Food and agribusiness industry formed a US$5 trillion global industry based on a 2015 McKinsey report.

With the growing population of 7.8 billion as it stands today to the 10 billion projected by the United Nations in 2057, the market size of this industry will only get significantly bigger as demand for food worldwide increases.

This massive opportunity has, in turn, generated tremendous global investment interests throughout its value chain.

Innovation via technology and digitalisation are seen as pragmatic solutions to help address some of the greatest challenges facing the global food system. Food demand is increasing and suppliers are seeking greater distribution and access to the regional or global supply chain.

Customers are asking for food traceability, greater price transparency, as well as faster, round the clock access to information. New digital platforms have emerged in an attempt to address these market needs.

According to AgFunder’s Agri-FoodTech Funding Report 2019, US$786 million of funding – or four per cent of total investment in the agri-foodtech space – across 104 deals with a median deal size of US$1.5 million was invested in agribusiness marketplaces last year as global agribusiness moves quickly to catch up with the e-commerce trends globally.

Also Read: Here are the key challenges facing Indonesia’s agritech sector

Where are the digital agribusiness marketplaces and platforms

Two major organisation profiles emerged when we analysed the existing agribusiness marketplaces and e-commerce platforms.
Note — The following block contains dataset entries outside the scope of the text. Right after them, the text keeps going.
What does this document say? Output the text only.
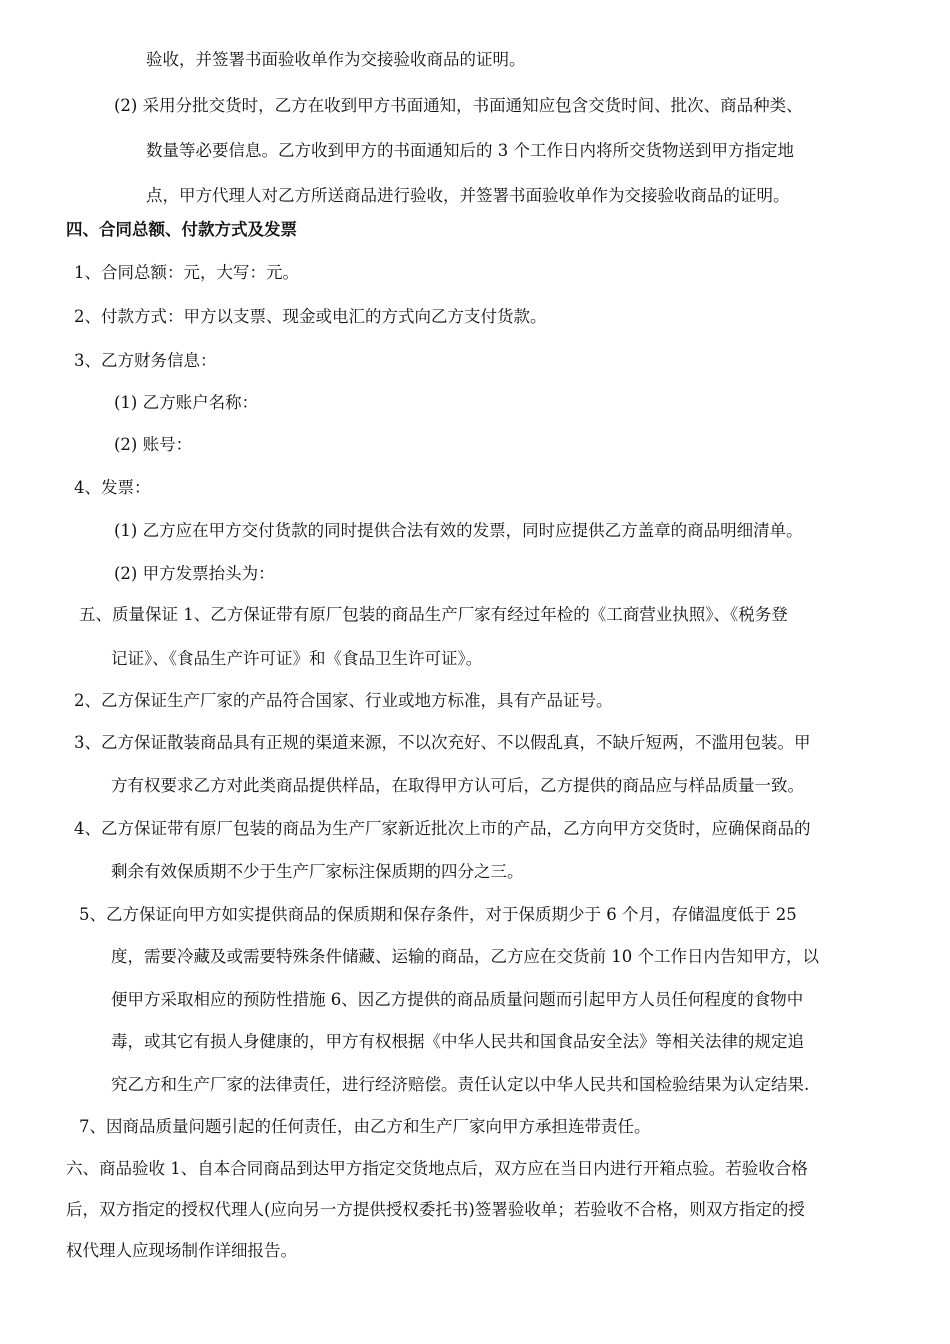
验收，并签署书面验收单作为交接验收商品的证明。
(2) 采用分批交货时，乙方在收到甲方书面通知，书面通知应包含交货时间、批次、商品种类、
数量等必要信息。乙方收到甲方的书面通知后的 3 个工作日内将所交货物送到甲方指定地
点，甲方代理人对乙方所送商品进行验收，并签署书面验收单作为交接验收商品的证明。
四、合同总额、付款方式及发票
1、合同总额：元，大写：元。
2、付款方式：甲方以支票、现金或电汇的方式向乙方支付货款。
3、乙方财务信息：
(1) 乙方账户名称：
(2) 账号：
4、发票：
(1) 乙方应在甲方交付货款的同时提供合法有效的发票，同时应提供乙方盖章的商品明细清单。
(2) 甲方发票抬头为：
五、质量保证 1、乙方保证带有原厂包装的商品生产厂家有经过年检的《工商营业执照》、《税务登
记证》、《食品生产许可证》和《食品卫生许可证》。
2、乙方保证生产厂家的产品符合国家、行业或地方标准，具有产品证号。
3、乙方保证散装商品具有正规的渠道来源，不以次充好、不以假乱真，不缺斤短两，不滥用包装。甲
方有权要求乙方对此类商品提供样品，在取得甲方认可后，乙方提供的商品应与样品质量一致。
4、乙方保证带有原厂包装的商品为生产厂家新近批次上市的产品，乙方向甲方交货时，应确保商品的
剩余有效保质期不少于生产厂家标注保质期的四分之三。
5、乙方保证向甲方如实提供商品的保质期和保存条件，对于保质期少于 6 个月，存储温度低于 25
度，需要冷藏及或需要特殊条件储藏、运输的商品，乙方应在交货前 10 个工作日内告知甲方，以
便甲方采取相应的预防性措施 6、因乙方提供的商品质量问题而引起甲方人员任何程度的食物中
毒，或其它有损人身健康的，甲方有权根据《中华人民共和国食品安全法》等相关法律的规定追
究乙方和生产厂家的法律责任，进行经济赔偿。责任认定以中华人民共和国检验结果为认定结果.
7、因商品质量问题引起的任何责任，由乙方和生产厂家向甲方承担连带责任。
六、商品验收 1、自本合同商品到达甲方指定交货地点后，双方应在当日内进行开箱点验。若验收合格
后，双方指定的授权代理人(应向另一方提供授权委托书)签署验收单；若验收不合格，则双方指定的授
权代理人应现场制作详细报告。
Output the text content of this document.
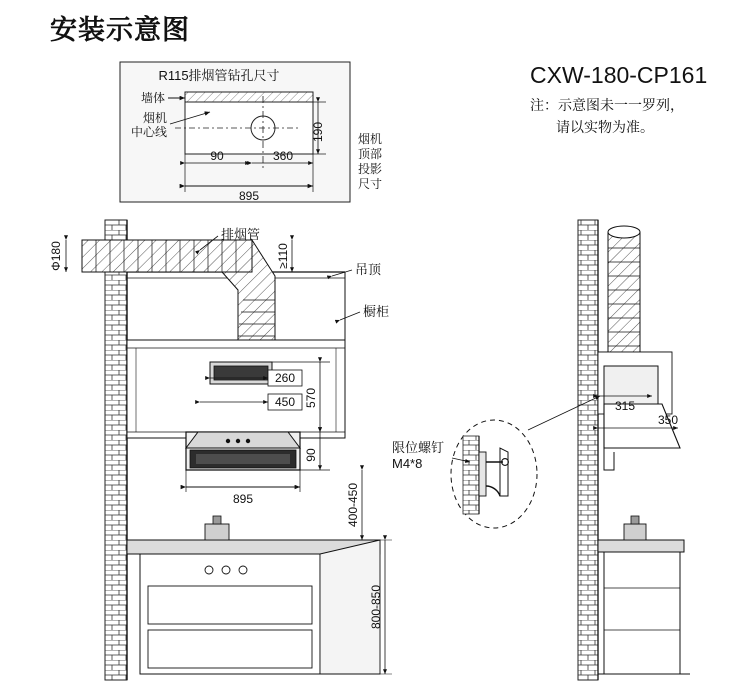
安装示意图
CXW-180-CP161
注：示意图未一一罗列，
请以实物为准。
R115排烟管钻孔尺寸
墙体
烟机
中心线	190
90	360
895
烟机
顶部
投影
尺寸
Φ180	≥110
排烟管
吊顶
橱柜
260
450 570
90
895	400-450
800-850
限位螺钉
M4*8
315
350
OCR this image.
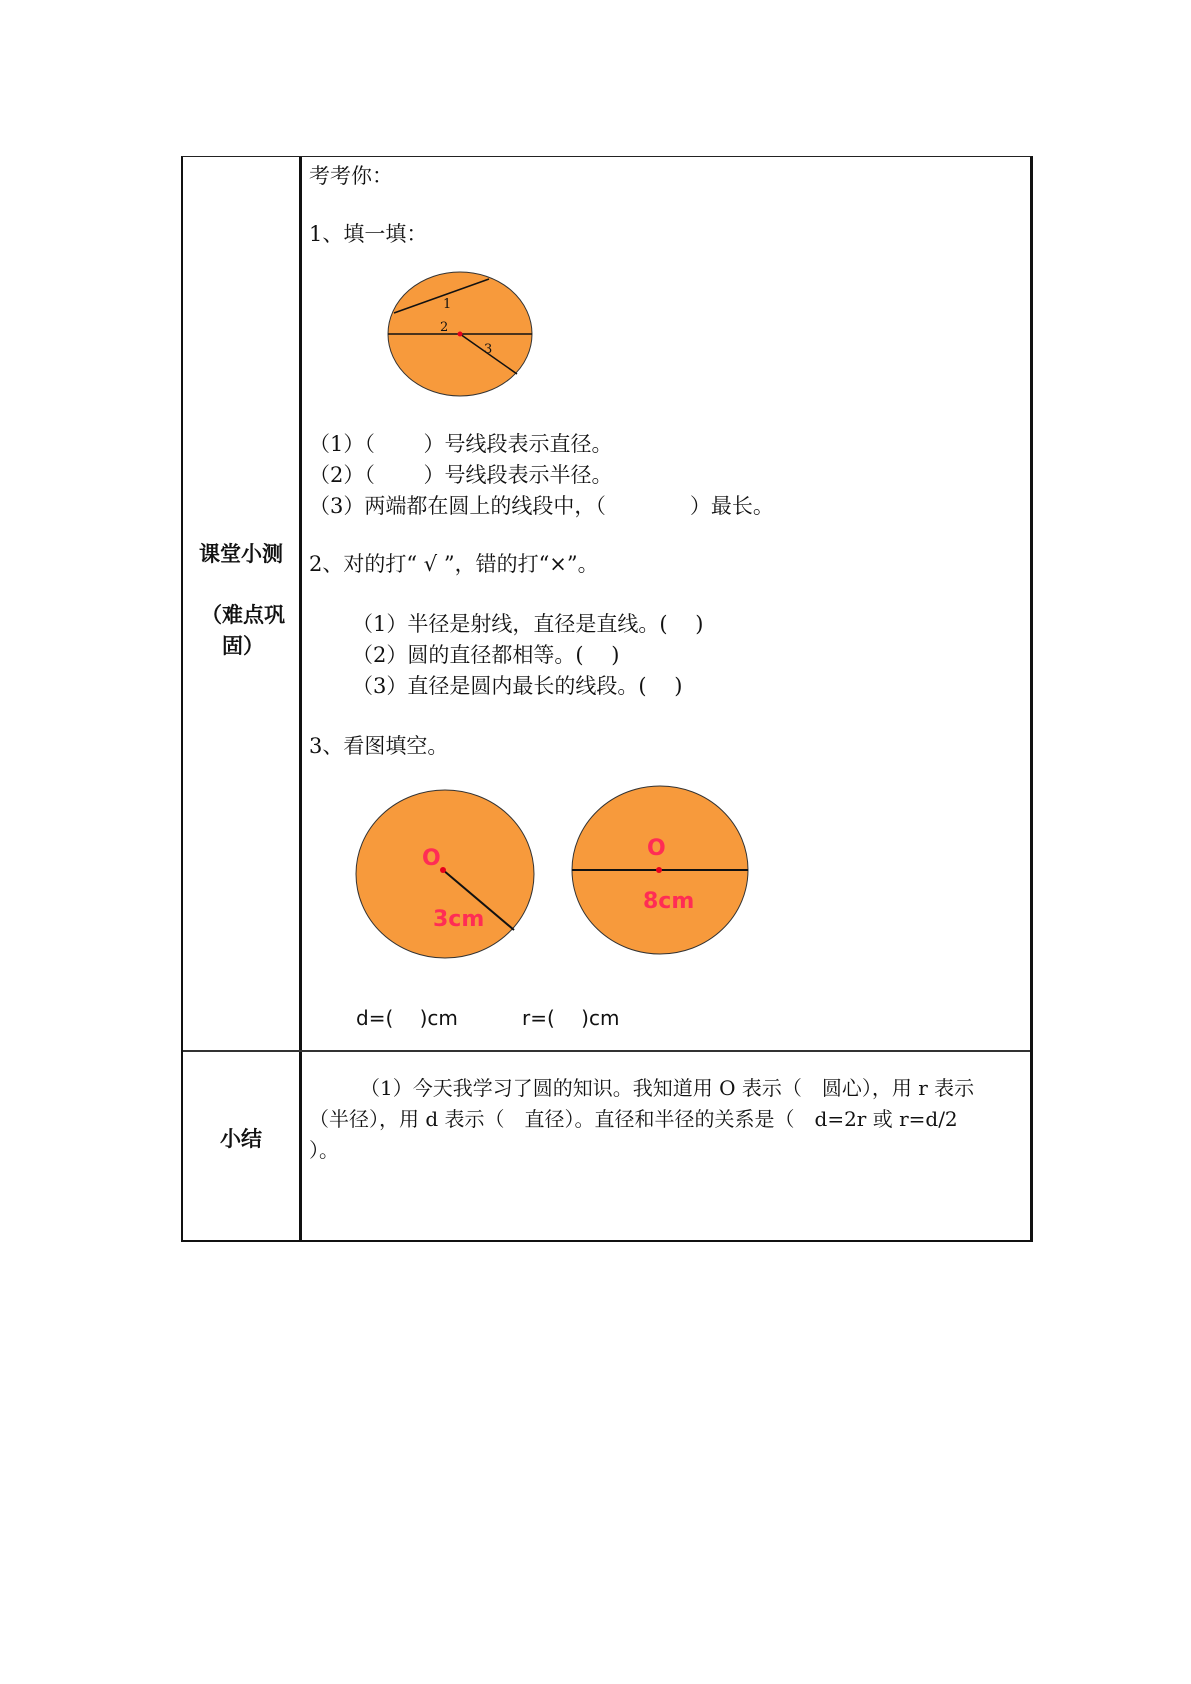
课堂小测
（难点巩
固）
小结
考考你：
1、填一填：
1
2
3
（1）（　　 ）号线段表示直径。
（2）（　　 ）号线段表示半径。
（3）两端都在圆上的线段中，（　　　　）最长。
2、对的打“ √ ”，错的打“×”。
（1）半径是射线，直径是直线。(　 )
（2）圆的直径都相等。(　 )
（3）直径是圆内最长的线段。(　 )
3、看图填空。
O
3cm
O
8cm
d=(　 )cm	r=(　 )cm
（1）今天我学习了圆的知识。我知道用 O 表示（　圆心），用 r 表示
（半径），用 d 表示（　直径）。直径和半径的关系是（　d=2r 或 r=d/2
）。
First are startups, primarily based in emerging markets, seeking to disrupt the industry via digital transformation. They aim to improve and streamline procurement processes, provide greater price transparency, and enable provenance via blockchain technology. Second, are large multinationals or leading regional food service companies such as Cargill, US Foods, Bayer and Nestle.

Agribusiness marketplace startups are gaining the buck

The 2019 AgFunder report reported that the nine out of the top 20 agritech marketplace funding went to Asian startups engaged in marketplace and e-commerce operations – Six Chinese (Xinliangji, Qdama, Yimutian, Dafengshou, Just Free and Guoquan Shihui), two Indian (Ningacart and Agrostar) and one Japanese (Sorabito).

Many of the top 20 invested marketplaces are located in developing countries with a strong agricultural economy.  These agribusiness startups engaged themselves to offer different products and services within the agriculture or foodservice value chain:

  • Trading platforms to facilitate sale, leasing and/or rental of agriculture machinery and equipment;
  • Farmers-to-farmers or farmers-to-restaurants/retailers networks;
  • B2C retail and distribution of food and equipment;
  • B2B procurement of wholesale food, grocery and/or equipment marketplaces;
  • Direct sales platform for agriculture inputs, machinery and replacement parts;
  • Agriculture insurance and/or procurement financing; and
  • Crowdfunding or financing for farmers.

Traditional multinational and regional players investing in e-commerce

Multinational or regional agriculture and/or food service players are also investing into e-commerce and marketplace platforms to augment their existing operations and increase their B2B customer offering, although the number is significantly less than those of the agribusiness marketplace startups.

Also Read: (Exclusive) Agritech startup iFarmer in talks to raise US$500K investment

In the US, major players such as Cargill and US Foods have invested in deploying their own agribusiness e-commerce and/or marketplaces last year.

Cargill launched a digital platform called myCargill.com in March 2019 with a pilot group of Cargill’s edible oil customers in the US with the intention of expanding into other food areas, as well as to its global customers and supplier base.

US Foods, a 24 multi-billion dollar distributor, has done significant business through e-commerce with 350,000 SKUs and more than 250,000 customers. It has engaged in online selling for the last 20 years, which was back then prompted by major hotel chains who needed 24/7 access to products ranging from food products and cooking equipment for their hotel and restaurant operations, and subsequently to other restaurant chains and outlets which they service.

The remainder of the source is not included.